Elements of other contemporary RPGs creep in too.  As in the Persona series, Ichiban has personality traits that level up throughout the game based on your actions and dialog choices, which in turn can unlock new substories and give him an edge in some minigames.  They will also and will improve the effectiveness of some of his own abilities and resistance to status effects.  Confidence will increase resistance to Sleep status, Charisma will make you more resistant to fear, and Kindness helps with resisting Enrage, to name a few.  While not as integral an element for character interactions as in Persona, it feels more natural than in those games - like a genuine bit of character roleplaying for the player instead of an artificial mechanic.  Boosting relationships with your allies (in conversation scenes at bars) also allows them to build up their "Drink Links" and improve their abilities and job class selections, so it's also well worth doing from a storytelling and gameplay perspective.  (It's also nice that there are no "wrong answers" during these scenes - each one boosts a different one of Ichiban's personality stats, unlike in Persona).

Like a Dragon is also the most technically impressive Yakuza game I've played so far, with its movement and physics in general feeling less stiff and "video gamey" for lack of a better term.  The world is surprisingly seamless, with very little visible loading while you're walking around the city, even when entering shops or encountering plot scenes.  There is a choice for English or Japanese VO, and both have character models perfectly lip-synced with the dialog.  Pathfinding is occasionally a bit suspect during battles, with characters getting hung up on scenery objects, but they never became inescapably stuck in the entire time I played.

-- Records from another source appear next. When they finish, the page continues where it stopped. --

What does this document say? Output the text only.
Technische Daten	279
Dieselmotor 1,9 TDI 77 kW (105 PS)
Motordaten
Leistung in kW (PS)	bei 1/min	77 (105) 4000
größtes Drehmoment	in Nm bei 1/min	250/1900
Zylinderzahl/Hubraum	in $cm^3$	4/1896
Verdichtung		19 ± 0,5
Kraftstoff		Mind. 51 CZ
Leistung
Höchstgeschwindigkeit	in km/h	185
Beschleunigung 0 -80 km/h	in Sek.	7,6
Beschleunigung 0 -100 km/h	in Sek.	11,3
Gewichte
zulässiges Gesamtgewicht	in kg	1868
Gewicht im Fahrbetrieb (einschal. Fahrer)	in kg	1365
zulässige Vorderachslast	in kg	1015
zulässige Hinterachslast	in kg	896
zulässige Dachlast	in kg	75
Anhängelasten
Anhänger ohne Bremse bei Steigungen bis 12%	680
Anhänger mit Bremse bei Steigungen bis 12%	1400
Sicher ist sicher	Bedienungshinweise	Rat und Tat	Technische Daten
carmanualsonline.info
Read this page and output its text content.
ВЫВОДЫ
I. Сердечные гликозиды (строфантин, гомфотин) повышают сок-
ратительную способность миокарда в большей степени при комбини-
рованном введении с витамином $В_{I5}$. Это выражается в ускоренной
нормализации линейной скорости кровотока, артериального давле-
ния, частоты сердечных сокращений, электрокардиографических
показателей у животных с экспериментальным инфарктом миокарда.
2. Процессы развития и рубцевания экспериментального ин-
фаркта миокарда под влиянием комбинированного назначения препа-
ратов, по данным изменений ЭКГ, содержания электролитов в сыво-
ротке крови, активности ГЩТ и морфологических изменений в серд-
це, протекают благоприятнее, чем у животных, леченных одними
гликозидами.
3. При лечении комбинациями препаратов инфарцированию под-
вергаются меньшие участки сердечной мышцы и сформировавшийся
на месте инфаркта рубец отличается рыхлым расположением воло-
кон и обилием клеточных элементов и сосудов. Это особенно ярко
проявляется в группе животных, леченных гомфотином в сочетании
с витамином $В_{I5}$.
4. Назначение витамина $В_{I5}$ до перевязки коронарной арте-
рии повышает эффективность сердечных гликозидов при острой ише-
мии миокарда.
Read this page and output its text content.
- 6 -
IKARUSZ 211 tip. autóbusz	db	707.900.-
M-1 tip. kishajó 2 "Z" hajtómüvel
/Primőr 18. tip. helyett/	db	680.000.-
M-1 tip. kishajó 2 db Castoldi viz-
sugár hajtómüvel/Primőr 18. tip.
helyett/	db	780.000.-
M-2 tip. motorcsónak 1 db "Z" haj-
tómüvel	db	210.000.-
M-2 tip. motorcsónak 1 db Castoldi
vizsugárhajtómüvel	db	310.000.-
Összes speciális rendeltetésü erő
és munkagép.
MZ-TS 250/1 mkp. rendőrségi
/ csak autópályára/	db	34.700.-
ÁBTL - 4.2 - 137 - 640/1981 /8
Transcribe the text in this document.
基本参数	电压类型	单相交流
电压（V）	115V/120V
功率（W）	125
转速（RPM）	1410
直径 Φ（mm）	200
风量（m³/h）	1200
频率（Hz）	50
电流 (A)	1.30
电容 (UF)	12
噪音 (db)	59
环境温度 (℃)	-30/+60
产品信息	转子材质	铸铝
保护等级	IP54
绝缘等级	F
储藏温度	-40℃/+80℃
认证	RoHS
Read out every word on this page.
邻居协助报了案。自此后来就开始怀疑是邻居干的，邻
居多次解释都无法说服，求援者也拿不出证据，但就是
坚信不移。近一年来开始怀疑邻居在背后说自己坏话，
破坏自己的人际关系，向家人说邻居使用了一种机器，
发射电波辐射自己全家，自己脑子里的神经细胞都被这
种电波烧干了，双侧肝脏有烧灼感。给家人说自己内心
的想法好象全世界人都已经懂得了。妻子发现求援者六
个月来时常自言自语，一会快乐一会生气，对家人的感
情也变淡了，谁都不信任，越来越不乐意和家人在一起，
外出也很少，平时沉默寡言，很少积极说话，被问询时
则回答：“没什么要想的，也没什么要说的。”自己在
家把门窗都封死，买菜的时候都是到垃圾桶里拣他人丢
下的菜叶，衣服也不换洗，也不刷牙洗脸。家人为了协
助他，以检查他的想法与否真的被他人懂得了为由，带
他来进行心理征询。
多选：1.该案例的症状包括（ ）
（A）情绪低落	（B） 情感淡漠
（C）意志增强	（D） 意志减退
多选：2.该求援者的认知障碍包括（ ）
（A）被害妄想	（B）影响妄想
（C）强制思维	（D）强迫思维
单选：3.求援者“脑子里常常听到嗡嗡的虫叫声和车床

The experience isn't without a big drawback, though.  There is DLC, with the pachislot minigames inexplicably being a large, separate (albeit free) download instead of just being on the disc.  They also also add couple of new job classes for $5, which seems a bit silly; I can't help but think of a Final Fantasy game trying the same stunt and getting summarily mocked for it.   Other minigame tie-in content is paid DLC as well, adding more employees to the Management mode (primarily cameos from previous games) for an extra $10 and, weighing in at a whopping $15 each, several costumes and songs for the Karaoke minigame.  All in all, I'd say skip the DLC unless you can get it at a large discount, because it's on level with the PS3 Disgaea games in terms of being horribly overpriced and simply not worth the amount asked.

Regardless of that terrible decision, though, I had a blast with Yakuza: Like a Dragon.  Being a big fan of RPGs, it was fun to see them turn genre tropes and cliches on their heads at every turn whilst simultaneously making a great example of one themselves, taking elements of classics like Dragon Quest and even modern games like Persona and weaving them into the Yakuza format whilst making significant improvements on them along the way.  Even with the changed-up gameplay it's still a Yakuza game at its core, keeping all the drama, surprising depth and sharp humor intact and even doing many of its elements better than more serious attempts by other companies.  Whether you're a newcomer or a series veteran, Like a Dragon is well worth a play.

Developer: Ryu Ga Gotoku Studio
Publisher: Sega
Platform: Playstation 4, Playstation 5, XBox One, XBox Series X/S, PC
Released: 2020
Recommended Version: I have only played the PS4 version but all seem to be more or less identical.  It is worth noting that the XBox One version is optimized for play on the Series consoles.